My advice to those taking AP exams is to not to worry too much about it and just do the best you can because the more you stress about it, the more it’s going to be detrimental to your preparation.”

— Senior Ellya Hamada

Rujado also noted that procrastination is never an option for student test-takers. He encourages fellow students to make a conscious effort to set time to study for their exams.

“[For test-takers], don’t freak out. It should be your least priority to freak out because you’ll do fine. [Students should] take their time to study and prepare [for their AP exams], even if it’s just for 30 minutes, 10 minutes or five minutes a day. Doing this should be enough to help you get through the test,” Rujado said. 

On the other hand, Hamada expressed that distance learning has taken a toll on her ability to participate, concentrate and stay focused during live class review sessions. She added that some of her peers share this concern due to varying living conditions and learning environments. 

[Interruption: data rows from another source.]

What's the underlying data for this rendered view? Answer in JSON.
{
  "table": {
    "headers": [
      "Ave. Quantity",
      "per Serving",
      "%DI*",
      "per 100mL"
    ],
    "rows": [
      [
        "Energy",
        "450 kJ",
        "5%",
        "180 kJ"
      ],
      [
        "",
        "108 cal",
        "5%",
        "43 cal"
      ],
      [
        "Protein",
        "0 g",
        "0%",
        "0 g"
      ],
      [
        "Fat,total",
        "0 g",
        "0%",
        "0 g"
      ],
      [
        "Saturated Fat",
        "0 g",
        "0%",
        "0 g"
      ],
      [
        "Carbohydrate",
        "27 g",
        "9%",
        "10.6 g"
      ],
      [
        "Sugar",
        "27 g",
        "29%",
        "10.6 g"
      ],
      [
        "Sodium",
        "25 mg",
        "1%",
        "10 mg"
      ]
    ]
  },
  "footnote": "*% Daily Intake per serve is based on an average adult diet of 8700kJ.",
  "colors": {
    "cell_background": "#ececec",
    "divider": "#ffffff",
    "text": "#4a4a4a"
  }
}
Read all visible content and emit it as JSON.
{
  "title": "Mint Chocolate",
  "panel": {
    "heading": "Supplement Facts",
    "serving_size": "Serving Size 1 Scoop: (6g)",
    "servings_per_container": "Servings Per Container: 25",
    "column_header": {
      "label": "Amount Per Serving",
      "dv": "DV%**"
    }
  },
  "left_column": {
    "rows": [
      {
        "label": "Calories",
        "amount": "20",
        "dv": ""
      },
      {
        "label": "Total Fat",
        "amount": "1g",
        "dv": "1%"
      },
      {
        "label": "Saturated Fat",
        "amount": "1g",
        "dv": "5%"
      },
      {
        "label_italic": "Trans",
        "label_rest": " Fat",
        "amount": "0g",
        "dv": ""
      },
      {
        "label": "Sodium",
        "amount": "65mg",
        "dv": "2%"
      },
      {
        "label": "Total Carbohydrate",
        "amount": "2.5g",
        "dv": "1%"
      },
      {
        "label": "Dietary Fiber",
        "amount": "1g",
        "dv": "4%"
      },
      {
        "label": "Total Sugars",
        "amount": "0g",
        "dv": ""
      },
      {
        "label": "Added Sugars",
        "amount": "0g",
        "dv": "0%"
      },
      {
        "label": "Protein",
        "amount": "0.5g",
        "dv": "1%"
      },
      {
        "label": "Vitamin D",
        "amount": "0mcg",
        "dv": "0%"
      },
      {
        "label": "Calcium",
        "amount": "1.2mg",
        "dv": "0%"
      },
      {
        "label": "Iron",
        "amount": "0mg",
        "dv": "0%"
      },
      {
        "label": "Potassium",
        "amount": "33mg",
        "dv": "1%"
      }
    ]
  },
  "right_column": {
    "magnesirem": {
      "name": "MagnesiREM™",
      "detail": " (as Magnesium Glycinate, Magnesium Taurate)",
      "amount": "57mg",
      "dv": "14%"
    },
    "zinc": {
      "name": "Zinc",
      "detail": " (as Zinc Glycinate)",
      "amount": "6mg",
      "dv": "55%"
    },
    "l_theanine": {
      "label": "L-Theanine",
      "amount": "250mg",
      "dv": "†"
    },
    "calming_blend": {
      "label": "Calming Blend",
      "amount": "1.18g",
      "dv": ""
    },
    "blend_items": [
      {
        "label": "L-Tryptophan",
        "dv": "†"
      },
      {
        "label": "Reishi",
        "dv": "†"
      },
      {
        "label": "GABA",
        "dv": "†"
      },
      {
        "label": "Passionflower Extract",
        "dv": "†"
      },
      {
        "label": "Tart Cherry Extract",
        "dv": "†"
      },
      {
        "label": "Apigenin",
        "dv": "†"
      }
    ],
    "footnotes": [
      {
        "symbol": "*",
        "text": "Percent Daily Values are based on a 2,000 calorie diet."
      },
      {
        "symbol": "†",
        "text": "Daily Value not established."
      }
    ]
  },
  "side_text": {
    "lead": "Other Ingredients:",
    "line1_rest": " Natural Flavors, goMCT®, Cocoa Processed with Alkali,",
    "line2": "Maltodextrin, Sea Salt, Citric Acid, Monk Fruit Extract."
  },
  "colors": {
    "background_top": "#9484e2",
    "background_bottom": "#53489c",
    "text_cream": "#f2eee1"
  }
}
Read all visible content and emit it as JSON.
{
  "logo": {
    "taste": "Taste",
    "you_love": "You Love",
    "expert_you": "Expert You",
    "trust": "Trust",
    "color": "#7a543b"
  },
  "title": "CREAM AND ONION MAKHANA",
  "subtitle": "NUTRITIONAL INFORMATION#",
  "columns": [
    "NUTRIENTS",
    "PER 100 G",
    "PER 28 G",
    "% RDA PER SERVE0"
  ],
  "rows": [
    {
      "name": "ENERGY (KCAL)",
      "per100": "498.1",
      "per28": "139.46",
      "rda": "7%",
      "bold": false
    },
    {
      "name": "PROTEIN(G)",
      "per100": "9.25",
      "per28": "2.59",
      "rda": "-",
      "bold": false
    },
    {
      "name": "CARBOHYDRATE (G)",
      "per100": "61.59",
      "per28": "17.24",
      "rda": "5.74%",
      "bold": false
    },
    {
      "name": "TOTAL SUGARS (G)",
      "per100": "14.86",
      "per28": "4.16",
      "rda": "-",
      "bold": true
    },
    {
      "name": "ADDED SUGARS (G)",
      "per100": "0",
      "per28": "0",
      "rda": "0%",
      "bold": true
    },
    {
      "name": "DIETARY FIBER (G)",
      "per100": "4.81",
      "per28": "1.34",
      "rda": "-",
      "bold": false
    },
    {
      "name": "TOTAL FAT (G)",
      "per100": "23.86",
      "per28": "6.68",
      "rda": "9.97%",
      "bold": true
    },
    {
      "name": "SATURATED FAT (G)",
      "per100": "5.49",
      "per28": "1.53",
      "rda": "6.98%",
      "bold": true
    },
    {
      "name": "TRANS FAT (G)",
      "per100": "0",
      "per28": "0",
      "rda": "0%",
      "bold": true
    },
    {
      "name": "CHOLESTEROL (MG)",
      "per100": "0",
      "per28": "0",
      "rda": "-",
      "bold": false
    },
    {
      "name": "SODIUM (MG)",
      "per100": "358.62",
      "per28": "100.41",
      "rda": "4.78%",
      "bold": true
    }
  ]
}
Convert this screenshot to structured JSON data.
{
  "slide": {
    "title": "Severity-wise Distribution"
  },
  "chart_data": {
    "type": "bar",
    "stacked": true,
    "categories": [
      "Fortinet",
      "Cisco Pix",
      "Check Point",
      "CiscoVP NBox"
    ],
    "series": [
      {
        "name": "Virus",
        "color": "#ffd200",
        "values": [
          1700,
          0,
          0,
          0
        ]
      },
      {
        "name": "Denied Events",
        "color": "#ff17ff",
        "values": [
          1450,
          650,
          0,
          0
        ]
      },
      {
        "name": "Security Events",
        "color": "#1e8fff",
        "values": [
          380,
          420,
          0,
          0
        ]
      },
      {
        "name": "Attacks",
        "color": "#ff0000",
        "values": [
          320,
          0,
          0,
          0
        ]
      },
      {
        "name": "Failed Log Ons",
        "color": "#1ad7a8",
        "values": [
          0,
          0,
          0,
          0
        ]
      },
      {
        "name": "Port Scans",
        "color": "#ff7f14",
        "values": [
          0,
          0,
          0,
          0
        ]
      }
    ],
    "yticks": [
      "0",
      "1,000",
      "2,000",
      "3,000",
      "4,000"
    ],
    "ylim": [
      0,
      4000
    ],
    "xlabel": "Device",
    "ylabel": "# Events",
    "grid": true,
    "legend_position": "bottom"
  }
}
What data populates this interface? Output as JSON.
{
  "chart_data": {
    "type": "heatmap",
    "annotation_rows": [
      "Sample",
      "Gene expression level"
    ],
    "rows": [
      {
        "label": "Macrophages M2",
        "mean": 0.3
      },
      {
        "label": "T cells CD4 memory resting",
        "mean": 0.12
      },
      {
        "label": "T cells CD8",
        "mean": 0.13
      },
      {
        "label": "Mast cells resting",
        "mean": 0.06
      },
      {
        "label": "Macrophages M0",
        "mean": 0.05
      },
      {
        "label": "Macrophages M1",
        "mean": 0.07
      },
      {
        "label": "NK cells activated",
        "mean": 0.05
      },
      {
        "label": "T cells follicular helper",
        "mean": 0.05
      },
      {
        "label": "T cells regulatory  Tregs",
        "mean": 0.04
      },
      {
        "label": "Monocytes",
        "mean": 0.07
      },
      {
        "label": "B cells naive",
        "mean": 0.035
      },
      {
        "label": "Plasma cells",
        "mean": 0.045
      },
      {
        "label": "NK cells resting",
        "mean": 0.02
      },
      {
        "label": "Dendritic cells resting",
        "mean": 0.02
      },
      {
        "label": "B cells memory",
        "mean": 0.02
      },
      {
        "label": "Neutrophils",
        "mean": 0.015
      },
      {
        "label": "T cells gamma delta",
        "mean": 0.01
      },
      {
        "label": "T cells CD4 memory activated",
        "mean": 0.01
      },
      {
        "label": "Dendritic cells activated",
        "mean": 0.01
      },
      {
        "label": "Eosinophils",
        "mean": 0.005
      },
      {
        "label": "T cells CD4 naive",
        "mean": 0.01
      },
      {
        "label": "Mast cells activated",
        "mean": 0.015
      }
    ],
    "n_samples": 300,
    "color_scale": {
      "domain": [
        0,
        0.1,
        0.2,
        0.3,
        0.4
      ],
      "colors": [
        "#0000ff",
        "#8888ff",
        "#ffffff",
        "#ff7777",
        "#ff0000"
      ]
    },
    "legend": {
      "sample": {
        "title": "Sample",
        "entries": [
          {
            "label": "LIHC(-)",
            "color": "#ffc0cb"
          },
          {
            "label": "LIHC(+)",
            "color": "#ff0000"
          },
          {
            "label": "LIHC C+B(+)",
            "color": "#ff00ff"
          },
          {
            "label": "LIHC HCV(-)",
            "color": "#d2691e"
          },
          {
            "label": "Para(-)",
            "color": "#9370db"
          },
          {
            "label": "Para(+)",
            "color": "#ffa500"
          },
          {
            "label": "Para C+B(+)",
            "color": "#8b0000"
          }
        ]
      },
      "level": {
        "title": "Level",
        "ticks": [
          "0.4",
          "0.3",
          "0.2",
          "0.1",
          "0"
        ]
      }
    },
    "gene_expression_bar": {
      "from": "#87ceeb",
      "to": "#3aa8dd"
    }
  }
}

“Because of [students’] different types of [living situations], it’s really hard for us to be able to pay attention in class. For example, being in such a destructive [and] distracting environment [is difficult], especially when it’s not necessary to have our cameras on and participate,” Hamada said. “I think a lot of my classmates can relate to that situation where it’s really hard to be motivated.”

In addition, Hamada explained that as a senior, getting through high school and graduating at the end of the year motivates her to stay resilient in spite of the COVID-19 pandemic. She emphasized the importance of “finishing off strong” regardless of the scores students ultimately receive.

“My advice to those taking AP exams is to not to worry too much about it and just do the best you can because the more you stress about it, the more it’s going to be detrimental to your preparation,” Hamada said.